Daß es sich hier um keinen Abfallhaufen handelt, dürfte damit schon klar liegen. Für den Bau der Anlage lassen sich ebenfalls noch einige Anhaltspunkte gewinnen. Die Mooroberfläche unterscheidet sich unter dem Steinhaufen in keiner Weise von der des heutigen Moores ringsum. Es darf demnach angenommen werden, daß vor Baubeginn hier ebenso nässeliebendes Schilf wuchs wie vor wenigen Jahren, als das Gelände noch nicht entwässert war. Man hatte also das Bauwerk auf das nasse Moor gesetzt. Die Steinschüttung mag dazu gedient haben, eine trockene Standfläche zu schaffen.

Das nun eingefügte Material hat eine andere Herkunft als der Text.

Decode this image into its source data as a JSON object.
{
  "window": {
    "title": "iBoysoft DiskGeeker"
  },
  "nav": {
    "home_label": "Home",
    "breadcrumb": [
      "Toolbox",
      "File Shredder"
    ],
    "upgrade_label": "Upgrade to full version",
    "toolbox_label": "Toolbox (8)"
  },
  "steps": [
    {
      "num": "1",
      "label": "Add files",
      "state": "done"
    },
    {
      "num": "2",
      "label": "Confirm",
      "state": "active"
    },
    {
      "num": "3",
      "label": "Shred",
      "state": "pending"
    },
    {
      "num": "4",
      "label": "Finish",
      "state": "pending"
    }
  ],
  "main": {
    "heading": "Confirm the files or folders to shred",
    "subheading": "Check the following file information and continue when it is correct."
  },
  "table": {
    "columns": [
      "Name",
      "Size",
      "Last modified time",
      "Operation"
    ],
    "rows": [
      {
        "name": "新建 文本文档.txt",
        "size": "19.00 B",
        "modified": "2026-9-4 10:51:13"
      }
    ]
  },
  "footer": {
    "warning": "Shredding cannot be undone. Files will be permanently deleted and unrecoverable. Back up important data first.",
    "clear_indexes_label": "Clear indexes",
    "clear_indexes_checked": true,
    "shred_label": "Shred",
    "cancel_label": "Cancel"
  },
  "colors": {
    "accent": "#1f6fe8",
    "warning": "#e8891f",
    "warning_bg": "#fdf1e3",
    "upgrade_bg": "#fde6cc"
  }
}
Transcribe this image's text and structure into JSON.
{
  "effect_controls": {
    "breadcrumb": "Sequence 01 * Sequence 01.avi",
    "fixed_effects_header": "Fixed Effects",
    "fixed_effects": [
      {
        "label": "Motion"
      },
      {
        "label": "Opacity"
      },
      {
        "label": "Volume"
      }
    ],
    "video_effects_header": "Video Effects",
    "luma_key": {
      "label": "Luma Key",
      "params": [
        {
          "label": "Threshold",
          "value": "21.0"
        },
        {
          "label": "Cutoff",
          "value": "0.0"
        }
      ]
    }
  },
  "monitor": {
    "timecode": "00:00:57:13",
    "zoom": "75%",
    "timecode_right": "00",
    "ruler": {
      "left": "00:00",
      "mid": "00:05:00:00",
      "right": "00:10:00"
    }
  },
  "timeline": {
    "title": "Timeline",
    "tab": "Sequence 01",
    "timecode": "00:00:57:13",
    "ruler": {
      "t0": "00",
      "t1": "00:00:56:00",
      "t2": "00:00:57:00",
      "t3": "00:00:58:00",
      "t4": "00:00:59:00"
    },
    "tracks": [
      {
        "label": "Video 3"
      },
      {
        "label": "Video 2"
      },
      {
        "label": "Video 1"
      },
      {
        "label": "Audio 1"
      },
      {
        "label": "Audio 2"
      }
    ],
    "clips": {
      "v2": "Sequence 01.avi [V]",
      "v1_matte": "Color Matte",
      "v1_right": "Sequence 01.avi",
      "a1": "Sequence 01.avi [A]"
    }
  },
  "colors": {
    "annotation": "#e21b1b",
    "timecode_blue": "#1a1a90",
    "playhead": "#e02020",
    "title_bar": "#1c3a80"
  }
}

Es ist zu erwarten, daß aufgehendes Mauerwerk durch sein Gewicht das Fundament in das weichgrundige Moor hineingedrückt hat. Mauerwerk darf also nur da angenommen werden, wo das Fundament tief in das Moor hineinreicht. Das ist der Fall an den Schmalseiten der langgestreckten Steinpackung. Da der weiche Baugrund ein hohes Bauwerk gewiß nicht zuließ, dürfen hier zwei niedere Sockel angenommen werden. Als Baustein wurde vorwiegend Buntsandstein verwendet, der auf der Oberfläche massenhaft herumlag. Nach dem Grundriß und vor allem dem Profil A-B können zwei niedere, vorwiegend aus behauenem Buntsandstein gebaute Sockel von etwa 0,80 x 0,80 m Grundfläche in 1,40 m Abstand voneinander rekonstruiert werden, zwischen denen eine 0,20 m über die Mooroberfläche reichende Standplatte aus Sand aufgeschüttet ist, die an den Längsseiten von Steinen eingefaßt zu sein scheint. Viel mehr kann zu dem Bauwerk nicht gehört haben. Der reichliche Ziegelschutt läßt vielleicht auf eine Bedachung schließen, die auf Holzpfosten ruhte. In den Moorschichten wurden jedoch die Pfosten oder Standspuren von solchen nicht gefunden.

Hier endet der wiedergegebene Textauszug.